Размер шрифта
-
+

Тибет и далай-лама. Мертвый город Хара-Хото - стр. 71


Глава четвертая. Низовья Эдзин-гола и развалины Хара-Хото

Весенний пролет птиц на Сого-норе. – Общая характеристика этого озера и низовья Эцзин-гола[73]. – Урочище Торой-онцэ. – Животная жизнь прилежащей долины. – Хошун Торгоут-бэйлэ; современный управитель Даши. – Открытие Хара-Хото, археологические находки и местное предание о гибели этого города. – Обмен визитами с Торгоут-бэйлэ на Эцзин-голе. – Последние дни и ночевка в Хара-Хото.

Итак, в разгар весеннего пролета птиц экспедиция вступила в бассейн Эцзин-гола и при урочище Торцо, в непосредственной близости двух пресных озерков, окаймленных высокими буграми, расположилась биваком. Наши озерки привлекли птиц, хотя и были открыты лишь наполовину, наполовину же еще были затянуты посиневшим ледяным покровом, который энергично таял, в особенности днем, на солнце, когда южный склон соседнего песчаного бархана нагревался до +40°С и выше.
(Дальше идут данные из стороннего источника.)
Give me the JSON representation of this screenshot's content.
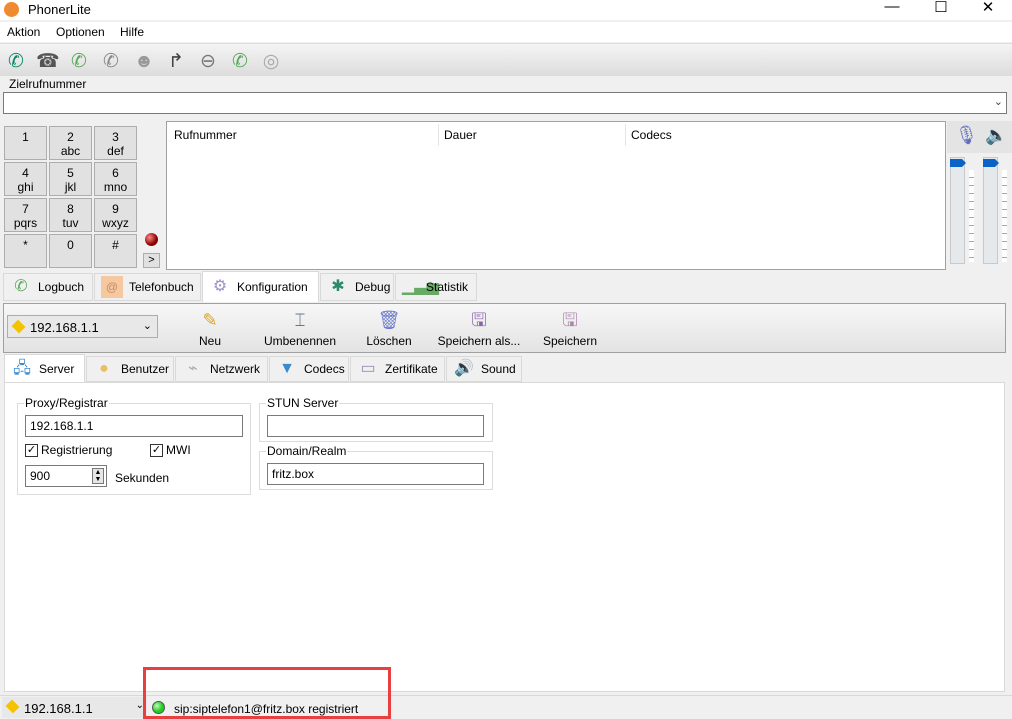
{
  "window": {
    "title": "PhonerLite",
    "controls": {
      "minimize": "—",
      "maximize": "☐",
      "close": "✕"
    }
  },
  "menu": [
    "Aktion",
    "Optionen",
    "Hilfe"
  ],
  "toolbar_icons": [
    "call-icon",
    "hangup-icon",
    "callback-icon",
    "hold-icon",
    "conference-icon",
    "forward-icon",
    "reject-icon",
    "call-wait-icon",
    "anonymous-icon"
  ],
  "destination": {
    "label": "Zielrufnummer",
    "value": ""
  },
  "dialpad": [
    {
      "d": "1",
      "l": ""
    },
    {
      "d": "2",
      "l": "abc"
    },
    {
      "d": "3",
      "l": "def"
    },
    {
      "d": "4",
      "l": "ghi"
    },
    {
      "d": "5",
      "l": "jkl"
    },
    {
      "d": "6",
      "l": "mno"
    },
    {
      "d": "7",
      "l": "pqrs"
    },
    {
      "d": "8",
      "l": "tuv"
    },
    {
      "d": "9",
      "l": "wxyz"
    },
    {
      "d": "*",
      "l": ""
    },
    {
      "d": "0",
      "l": ""
    },
    {
      "d": "#",
      "l": ""
    }
  ],
  "expand_label": ">",
  "call_list": {
    "columns": [
      "Rufnummer",
      "Dauer",
      "Codecs"
    ]
  },
  "volume": {
    "mic_level": 1.0,
    "speaker_level": 1.0
  },
  "tabs": [
    "Logbuch",
    "Telefonbuch",
    "Konfiguration",
    "Debug",
    "Statistik"
  ],
  "active_tab": "Konfiguration",
  "config_toolbar": {
    "profile": "192.168.1.1",
    "buttons": [
      "Neu",
      "Umbenennen",
      "Löschen",
      "Speichern als...",
      "Speichern"
    ]
  },
  "subtabs": [
    "Server",
    "Benutzer",
    "Netzwerk",
    "Codecs",
    "Zertifikate",
    "Sound"
  ],
  "server": {
    "proxy_label": "Proxy/Registrar",
    "proxy_value": "192.168.1.1",
    "registration_label": "Registrierung",
    "registration_checked": true,
    "mwi_label": "MWI",
    "mwi_checked": true,
    "seconds_value": "900",
    "seconds_label": "Sekunden",
    "stun_label": "STUN Server",
    "stun_value": "",
    "domain_label": "Domain/Realm",
    "domain_value": "fritz.box"
  },
  "status": {
    "profile": "192.168.1.1",
    "text": "sip:siptelefon1@fritz.box registriert",
    "led_color": "#22cc22"
  },
  "colors": {
    "highlight": "#e84040"
  }
}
Между самим Сого-нором, также имевшим открытую воду только в ближайшем к нам юго-восточном заливе, и нашим лагерем залегал обширный высокий камыш; этот камыш скрывал массу второстепенных озерков, на одном из которых, а именно – отстоявшем от нас верстах в трех и простиравшемся до двух верст в окружности, мы сосредоточили свои охоты и весенние наблюдения над местной природой.
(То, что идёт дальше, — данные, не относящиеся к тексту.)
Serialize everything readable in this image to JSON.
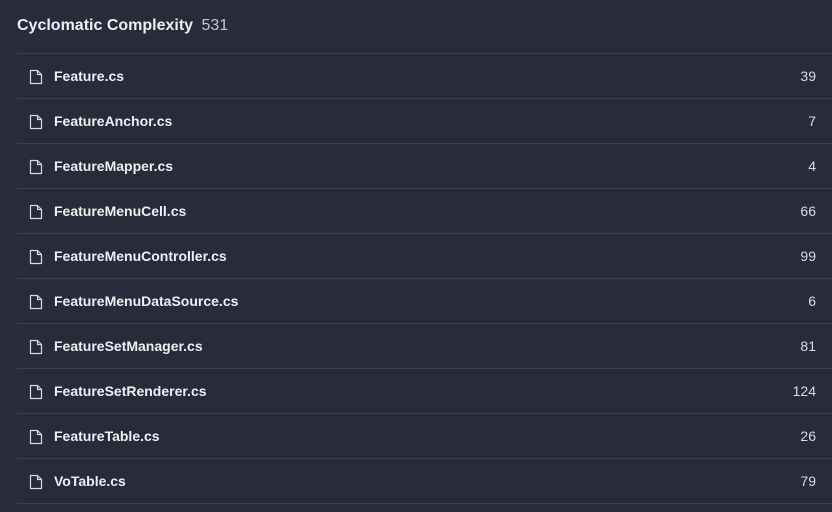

Необходимо заметить, что из Торцо прежде всего мы отправили своего переводчика в ставку Торгоут-бэйлэ, чтобы завязать сношение с этим князем, от которого в большой степени зависела успешность нашего дальнейшего движения к Хара-Хото. Сами же тем временем занялись наблюдением весеннего пролета и весенней жизни птиц, проходившей одинаково оживленно как на Сого-норе, так и на более близком, отмеченном выше, скрытом в камыше озерке. Последнее своей кипучей жизнью оживило и нас. Я всегда с большим удовольствием посещал это озерко, оно будило во мне лучшие воспоминания моего самого первого путешествия в общении с незабвенным Пржевальским и невольно переносило на берега Лобнора.

Как бывало на Лобноре, так и здесь, бредешь тихонько по камышу; среди однообразной тишины слышится какое-то жужжание, временами переходящее в шум или гул. Это ликуют птицы. Иногда ясно и раздельно доносятся возбужденные голоса уток. На горизонте везде трепещут и колышатся живые линии пернатых странников – то темные, то серебристо-белые, то сероватые. Изредка раздаются благозвучные музыкальные ноты, создающиеся лебединым полетом и неописуемо чарующие слух. Вот, наконец, с вершины холма открылась поверхность воды. Словно хлопья снега, вьются в воздухе черноголовые чайки (Chroicocephalus riclibundus [Larus ridibundus]). Всюду пестрят всевозможных оттенков утки, нырки, светлые крохали, темные бакланы; кулики совершенно отсутствуют, только одна пигалица-чибис с пиканьем носится своим шатающимся полетом. Многие гуси лежат, иные беззаботно стоят или ходят и кормятся. Подле гусей спокойно плавают лебеди, ловко полуныряя за пищей, словно утки. Насколько хватает вооруженный биноклем глаз – всюду бесконечное количество плавающих пернатых.

Выстрел всегда вызывает невообразимый переполох. Шум и крики удваиваются, а то и утраиваются; воздух темнеет и буквально кишит тучами испуганных прилетных гостей, несущихся по всем направлениям. Над убитой подругой долго вьются сотни других родственных ей птиц. Но вот солнце постепенно склоняется к горизонту, оживление на озере пропадает, лишь вблизи слышится мелодичное трещание камышовой стренатки и тонко-серебристая трель усатой синицы (Panurus biarmicus russicus). Вдали вьются коршуны, а вблизи описывает широкие круги орлан-белохвост. Там, над мелким камышом, плавно, беззвучно, словно дозором, пролетает коричневый лунь. Где-то глухо гукнет выпь, и опять все тихо.